Procureur général du Manitoba de 1981 à 1987, Roland Penner, décédé le 31 mai, a été tout au long de sa vie un défenseur pionnier des droits humains, dont ceux des francophones du Manitoba. Roger Bilodeau, Roger Turenne et Léo Robert partagent quelques souvenirs et impressions de l’homme par qui la Crise linguistique du début des années 1980 est arrivée.

Par Daniel BAHUAUD

Novembre 1981. Les néo-démocrates de Howard Pawley sont élus. Le Premier ministre nomme Roland Penner procureur général.

Le soir des élections, le juriste et professeur de droit élu député de Fort Rouge n’imaginait pas qu’il allait défendre la minorité francophone. Pourtant, c’est ce qu’il allait faire.

La Cour suprême du Canada avait donné raison en 1979 à Georges Forest en déclarant que la Official Language Act de 1890, qui abolissait le français, était inconstitutionnelle. Dans la foulée, l’étudiant en droit Roger Bilodeau s’était employé à chercher à faire dire aux tribunaux que l’Article 23 avait bien force de loi. L’Article 23 de la Loi sur le Manitoba (1870) mettait le français et l’anglais sur le même niveau.

Roger Turenne était conseiller spécial pour les services en français au Manitoba : « On sentait qu’il allait y avoir un autre jugement de la Cour suprême. Je ne savais pas comment le nouveau gouvernement allait aborder l’Affaire Bilodeau, alors je suis allé voir Roland Penner.

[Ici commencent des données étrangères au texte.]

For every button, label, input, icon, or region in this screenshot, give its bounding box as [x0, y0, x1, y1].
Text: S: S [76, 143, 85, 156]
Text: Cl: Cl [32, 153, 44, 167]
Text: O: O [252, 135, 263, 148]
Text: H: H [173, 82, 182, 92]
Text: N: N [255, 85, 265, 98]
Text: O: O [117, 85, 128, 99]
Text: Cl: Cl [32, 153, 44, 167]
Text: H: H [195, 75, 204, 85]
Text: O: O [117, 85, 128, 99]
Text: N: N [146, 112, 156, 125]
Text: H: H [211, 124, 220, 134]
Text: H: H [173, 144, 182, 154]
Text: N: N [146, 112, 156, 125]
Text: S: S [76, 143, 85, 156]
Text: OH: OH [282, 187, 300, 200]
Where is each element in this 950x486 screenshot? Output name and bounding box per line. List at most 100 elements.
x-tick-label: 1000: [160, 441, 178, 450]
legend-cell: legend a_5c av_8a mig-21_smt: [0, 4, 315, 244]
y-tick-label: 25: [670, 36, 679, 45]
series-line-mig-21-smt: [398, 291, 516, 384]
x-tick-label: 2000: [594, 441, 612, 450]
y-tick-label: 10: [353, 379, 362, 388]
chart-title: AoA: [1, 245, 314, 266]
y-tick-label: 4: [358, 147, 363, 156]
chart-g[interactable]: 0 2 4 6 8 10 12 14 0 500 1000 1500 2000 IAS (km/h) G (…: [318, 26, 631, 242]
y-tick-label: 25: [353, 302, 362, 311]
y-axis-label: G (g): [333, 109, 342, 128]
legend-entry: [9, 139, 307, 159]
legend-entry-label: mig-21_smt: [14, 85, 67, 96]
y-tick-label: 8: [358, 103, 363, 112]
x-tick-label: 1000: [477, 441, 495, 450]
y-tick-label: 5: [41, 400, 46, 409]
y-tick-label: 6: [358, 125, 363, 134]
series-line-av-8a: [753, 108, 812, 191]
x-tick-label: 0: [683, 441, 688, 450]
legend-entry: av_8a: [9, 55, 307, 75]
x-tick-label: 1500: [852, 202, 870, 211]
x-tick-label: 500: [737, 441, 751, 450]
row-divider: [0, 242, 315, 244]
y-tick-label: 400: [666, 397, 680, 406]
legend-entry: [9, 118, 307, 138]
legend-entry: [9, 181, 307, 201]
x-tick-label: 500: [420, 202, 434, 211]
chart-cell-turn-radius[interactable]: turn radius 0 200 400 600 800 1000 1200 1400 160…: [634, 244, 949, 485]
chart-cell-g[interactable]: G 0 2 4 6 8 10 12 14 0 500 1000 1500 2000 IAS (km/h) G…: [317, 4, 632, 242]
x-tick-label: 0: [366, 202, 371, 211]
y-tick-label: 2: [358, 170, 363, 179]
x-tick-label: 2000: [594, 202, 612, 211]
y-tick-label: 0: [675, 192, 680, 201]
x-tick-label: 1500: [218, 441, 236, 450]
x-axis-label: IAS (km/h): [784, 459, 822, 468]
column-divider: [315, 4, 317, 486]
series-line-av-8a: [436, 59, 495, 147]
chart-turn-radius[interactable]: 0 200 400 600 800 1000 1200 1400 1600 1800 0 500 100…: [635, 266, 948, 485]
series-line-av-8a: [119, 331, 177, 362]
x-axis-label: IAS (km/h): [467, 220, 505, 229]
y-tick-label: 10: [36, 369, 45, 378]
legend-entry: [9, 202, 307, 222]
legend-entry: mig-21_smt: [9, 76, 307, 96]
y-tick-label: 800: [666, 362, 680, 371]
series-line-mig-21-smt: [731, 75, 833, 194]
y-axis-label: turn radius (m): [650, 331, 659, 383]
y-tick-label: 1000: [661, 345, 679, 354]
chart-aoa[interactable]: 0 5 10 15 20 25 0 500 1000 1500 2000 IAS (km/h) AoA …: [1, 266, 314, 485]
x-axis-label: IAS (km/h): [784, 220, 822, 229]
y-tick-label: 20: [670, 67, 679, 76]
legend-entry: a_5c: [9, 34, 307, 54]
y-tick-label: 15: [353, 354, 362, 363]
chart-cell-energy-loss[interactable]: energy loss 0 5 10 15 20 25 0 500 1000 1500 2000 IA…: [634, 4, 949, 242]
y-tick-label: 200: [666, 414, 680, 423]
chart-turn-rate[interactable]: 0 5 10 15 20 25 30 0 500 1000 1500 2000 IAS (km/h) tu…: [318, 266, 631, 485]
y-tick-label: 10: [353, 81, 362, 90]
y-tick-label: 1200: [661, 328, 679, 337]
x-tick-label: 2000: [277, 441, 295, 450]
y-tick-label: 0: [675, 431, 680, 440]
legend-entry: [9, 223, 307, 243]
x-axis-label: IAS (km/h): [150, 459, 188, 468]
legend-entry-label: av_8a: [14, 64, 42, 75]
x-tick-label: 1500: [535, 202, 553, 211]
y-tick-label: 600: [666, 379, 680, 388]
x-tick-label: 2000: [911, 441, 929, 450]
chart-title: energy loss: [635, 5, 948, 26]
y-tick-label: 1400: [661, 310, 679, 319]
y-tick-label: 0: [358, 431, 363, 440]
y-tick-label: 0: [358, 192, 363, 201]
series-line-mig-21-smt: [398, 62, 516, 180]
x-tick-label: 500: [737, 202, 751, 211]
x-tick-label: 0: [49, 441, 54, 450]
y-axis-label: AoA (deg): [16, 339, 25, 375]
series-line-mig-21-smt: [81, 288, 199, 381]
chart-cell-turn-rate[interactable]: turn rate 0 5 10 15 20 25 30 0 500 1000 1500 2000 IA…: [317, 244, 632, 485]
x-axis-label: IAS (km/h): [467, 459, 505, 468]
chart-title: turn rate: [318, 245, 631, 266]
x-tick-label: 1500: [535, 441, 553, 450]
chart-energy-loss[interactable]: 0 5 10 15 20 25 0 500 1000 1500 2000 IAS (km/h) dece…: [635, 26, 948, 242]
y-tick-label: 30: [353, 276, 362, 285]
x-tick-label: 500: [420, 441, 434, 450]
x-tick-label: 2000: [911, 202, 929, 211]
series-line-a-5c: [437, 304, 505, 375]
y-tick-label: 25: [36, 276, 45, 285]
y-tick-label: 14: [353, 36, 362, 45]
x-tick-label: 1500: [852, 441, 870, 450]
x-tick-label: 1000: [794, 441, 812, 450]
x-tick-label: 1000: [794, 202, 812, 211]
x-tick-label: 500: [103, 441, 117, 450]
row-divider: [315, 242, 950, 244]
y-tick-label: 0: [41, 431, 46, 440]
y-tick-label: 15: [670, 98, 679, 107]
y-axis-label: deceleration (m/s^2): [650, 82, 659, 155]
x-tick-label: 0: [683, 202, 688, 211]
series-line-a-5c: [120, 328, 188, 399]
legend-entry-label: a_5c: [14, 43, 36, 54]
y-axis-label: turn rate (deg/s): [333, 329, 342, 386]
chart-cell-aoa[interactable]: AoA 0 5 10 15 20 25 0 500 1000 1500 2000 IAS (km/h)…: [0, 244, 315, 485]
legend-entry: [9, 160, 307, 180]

Au début, la question lui était plutôt indifférente. Mais après avoir consulté Dale Gibson, un constitutionaliste, il a mis sur pied un comité pour l’étudier. Il a assez vite conclu qu’il fallait agir, non seulement pour éviter de faire traduire toutes les lois manitobaines, mais parce qu’avant tout, It was the right thing to do.

« C’était du Roland Penner tout craché. Il a vu la justice de la cause. Il a vu les injustices qui prévalaient auparavant. Et il a embarqué de plain-pied, malgré les possibles conséquences. »

Et les conséquences ont été graves. Le gouvernement Pawley avait proposé arriver à une entente avec la Société franco-manitobaine et le Fédéral pour adopter un amendement constitutionnel qui garantirait plus de services aux francophones, en échange de la traduction de toutes les lois adoptées seulement en anglais depuis 1890.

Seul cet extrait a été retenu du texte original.